The 2nd edition adds numerous examples that illustrate the ML4T workflow from universe selection, feature engineering and ML model development to strategy design and evaluation. A new chapter on strategy backtesting shows how to work with backtrader and Zipline, and a new appendix describes and tests over 100 different alpha factors.
In addition, it replicates recently published research from top journals on topics such as extracting risk factors conditioned on stock characteristics with an autoencoder, how to create synthetic training data using GANs, or applying a CNN to time series converted to image format to predict returns.
The strategies now target asset classes and trading scenarios beyond US equities at daily frequency, like international stocks and ETFs or minute-frequency data for an intraday strategy. The 2nd edition also expands the coverage of alternative data to include SEC filings to predict earnings surprises, satellite images to classify land use, or financial news to extract topics.

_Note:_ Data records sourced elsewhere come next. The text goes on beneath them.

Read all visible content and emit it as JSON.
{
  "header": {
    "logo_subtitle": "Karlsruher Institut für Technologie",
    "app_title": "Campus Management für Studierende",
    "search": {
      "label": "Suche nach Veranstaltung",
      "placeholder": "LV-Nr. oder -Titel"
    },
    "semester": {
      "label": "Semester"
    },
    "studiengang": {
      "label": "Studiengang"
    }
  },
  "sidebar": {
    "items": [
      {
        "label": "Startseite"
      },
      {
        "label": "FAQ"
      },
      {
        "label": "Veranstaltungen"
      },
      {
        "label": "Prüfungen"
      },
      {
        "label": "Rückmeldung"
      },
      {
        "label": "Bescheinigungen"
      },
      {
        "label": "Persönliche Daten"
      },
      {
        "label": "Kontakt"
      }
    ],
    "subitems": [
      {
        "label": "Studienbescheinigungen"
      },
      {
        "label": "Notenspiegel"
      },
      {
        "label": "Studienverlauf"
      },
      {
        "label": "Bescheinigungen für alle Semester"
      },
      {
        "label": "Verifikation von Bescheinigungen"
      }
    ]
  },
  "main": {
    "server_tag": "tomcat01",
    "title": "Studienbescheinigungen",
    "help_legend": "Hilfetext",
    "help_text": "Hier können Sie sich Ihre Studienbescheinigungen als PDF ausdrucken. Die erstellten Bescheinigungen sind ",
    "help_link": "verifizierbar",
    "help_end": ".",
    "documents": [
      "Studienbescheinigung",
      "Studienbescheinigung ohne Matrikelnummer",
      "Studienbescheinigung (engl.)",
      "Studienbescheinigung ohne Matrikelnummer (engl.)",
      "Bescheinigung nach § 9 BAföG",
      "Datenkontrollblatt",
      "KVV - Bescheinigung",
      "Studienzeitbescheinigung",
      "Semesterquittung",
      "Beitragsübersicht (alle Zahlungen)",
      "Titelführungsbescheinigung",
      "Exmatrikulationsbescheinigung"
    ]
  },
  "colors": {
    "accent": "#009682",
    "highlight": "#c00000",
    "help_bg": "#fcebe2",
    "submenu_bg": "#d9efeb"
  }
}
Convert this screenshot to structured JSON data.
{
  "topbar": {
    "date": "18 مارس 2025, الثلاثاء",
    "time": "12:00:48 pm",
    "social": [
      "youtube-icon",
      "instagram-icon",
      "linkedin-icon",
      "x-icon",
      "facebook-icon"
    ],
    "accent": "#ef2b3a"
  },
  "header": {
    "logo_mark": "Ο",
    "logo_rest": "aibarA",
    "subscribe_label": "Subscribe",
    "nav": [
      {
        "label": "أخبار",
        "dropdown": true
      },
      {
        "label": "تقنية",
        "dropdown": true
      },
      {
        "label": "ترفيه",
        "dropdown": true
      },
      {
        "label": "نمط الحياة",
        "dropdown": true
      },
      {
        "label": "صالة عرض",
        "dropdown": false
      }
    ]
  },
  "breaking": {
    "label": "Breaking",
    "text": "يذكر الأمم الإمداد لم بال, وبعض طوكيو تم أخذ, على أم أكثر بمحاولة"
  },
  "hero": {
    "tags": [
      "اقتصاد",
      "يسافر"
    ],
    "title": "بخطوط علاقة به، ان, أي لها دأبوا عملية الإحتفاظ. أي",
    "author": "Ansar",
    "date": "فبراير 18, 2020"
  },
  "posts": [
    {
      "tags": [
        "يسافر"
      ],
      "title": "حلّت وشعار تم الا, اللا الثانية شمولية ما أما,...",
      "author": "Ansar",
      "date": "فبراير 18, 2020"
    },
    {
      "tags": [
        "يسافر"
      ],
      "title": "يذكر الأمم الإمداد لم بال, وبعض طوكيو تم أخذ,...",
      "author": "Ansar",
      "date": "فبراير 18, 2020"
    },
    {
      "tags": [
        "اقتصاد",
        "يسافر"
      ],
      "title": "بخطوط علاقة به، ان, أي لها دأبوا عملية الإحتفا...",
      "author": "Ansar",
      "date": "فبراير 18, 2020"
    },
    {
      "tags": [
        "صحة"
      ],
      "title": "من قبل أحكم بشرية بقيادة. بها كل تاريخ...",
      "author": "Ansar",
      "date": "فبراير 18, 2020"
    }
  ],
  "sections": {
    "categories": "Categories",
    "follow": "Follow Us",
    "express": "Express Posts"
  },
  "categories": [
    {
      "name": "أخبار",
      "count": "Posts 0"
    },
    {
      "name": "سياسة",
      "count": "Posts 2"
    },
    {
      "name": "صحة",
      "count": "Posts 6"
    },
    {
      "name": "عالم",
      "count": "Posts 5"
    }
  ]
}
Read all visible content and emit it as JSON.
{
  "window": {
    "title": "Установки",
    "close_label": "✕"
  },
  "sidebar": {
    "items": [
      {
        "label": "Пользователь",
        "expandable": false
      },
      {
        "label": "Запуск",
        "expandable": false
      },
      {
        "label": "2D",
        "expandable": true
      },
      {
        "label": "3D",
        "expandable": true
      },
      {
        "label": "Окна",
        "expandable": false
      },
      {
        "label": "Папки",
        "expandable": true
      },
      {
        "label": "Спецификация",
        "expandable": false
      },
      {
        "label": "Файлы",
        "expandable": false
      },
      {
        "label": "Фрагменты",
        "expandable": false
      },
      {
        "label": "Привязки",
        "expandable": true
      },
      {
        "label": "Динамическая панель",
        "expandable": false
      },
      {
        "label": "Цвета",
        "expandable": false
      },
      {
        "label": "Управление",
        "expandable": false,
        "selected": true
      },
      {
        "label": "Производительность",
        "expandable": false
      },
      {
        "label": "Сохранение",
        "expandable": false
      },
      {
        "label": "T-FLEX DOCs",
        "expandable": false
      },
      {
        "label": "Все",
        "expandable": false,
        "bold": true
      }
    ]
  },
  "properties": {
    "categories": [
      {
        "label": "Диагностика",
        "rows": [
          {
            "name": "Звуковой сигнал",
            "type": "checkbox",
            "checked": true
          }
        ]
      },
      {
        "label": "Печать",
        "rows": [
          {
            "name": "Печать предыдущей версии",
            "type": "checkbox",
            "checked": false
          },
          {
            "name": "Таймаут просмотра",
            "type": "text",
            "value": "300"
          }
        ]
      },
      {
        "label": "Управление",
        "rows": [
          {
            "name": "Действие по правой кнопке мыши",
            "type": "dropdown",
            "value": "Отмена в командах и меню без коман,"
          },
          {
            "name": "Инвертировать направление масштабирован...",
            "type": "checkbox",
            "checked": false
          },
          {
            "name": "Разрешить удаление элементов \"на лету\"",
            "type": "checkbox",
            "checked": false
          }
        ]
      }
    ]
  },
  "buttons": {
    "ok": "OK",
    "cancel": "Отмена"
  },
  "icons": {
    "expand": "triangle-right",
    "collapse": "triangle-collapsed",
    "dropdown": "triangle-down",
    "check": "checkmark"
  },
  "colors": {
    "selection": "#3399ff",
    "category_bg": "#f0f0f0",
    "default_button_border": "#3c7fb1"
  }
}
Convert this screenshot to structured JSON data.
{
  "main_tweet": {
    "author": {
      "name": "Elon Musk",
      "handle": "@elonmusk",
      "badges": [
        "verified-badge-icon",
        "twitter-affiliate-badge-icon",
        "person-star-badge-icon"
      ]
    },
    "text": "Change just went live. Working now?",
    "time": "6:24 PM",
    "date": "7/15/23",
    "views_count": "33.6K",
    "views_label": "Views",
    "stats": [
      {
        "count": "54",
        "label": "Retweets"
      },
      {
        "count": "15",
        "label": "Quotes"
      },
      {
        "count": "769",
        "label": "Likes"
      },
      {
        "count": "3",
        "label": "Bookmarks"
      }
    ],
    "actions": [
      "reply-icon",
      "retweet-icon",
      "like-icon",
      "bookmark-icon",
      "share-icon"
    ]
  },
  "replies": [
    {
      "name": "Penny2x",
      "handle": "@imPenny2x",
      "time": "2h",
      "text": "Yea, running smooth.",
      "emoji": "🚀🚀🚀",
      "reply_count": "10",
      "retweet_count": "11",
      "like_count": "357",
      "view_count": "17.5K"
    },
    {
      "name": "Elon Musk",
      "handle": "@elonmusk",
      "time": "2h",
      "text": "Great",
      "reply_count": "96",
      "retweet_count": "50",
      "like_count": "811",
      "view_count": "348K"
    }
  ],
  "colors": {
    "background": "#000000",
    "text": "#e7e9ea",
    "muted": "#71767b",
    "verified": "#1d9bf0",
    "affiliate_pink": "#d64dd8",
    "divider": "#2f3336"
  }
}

This chapter explores industry trends that have led to the emergence of ML as a source of competitive advantage in the investment industry. We will also look at where ML fits into the investment process to enable algorithmic trading strategies.
More specifically, it covers the following topics:
This chapter shows how to work with market and fundamental data and describes critical aspects of the environment that they reflect. For example, familiarity with various order types and the trading infrastructure matter not only for the interpretation of the data but also to correctly design backtest simulations. We also illustrate how to use Python to access and manipulate trading and financial statement data.
Practical examples demonstrate how to work with trading data from NASDAQ tick data and Algoseek minute bar data with a rich set of attributes capturing the demand-supply dynamic that we will later use for an ML-based intraday strategy. We also cover various data provider APIs and how to source financial statement information from the SEC.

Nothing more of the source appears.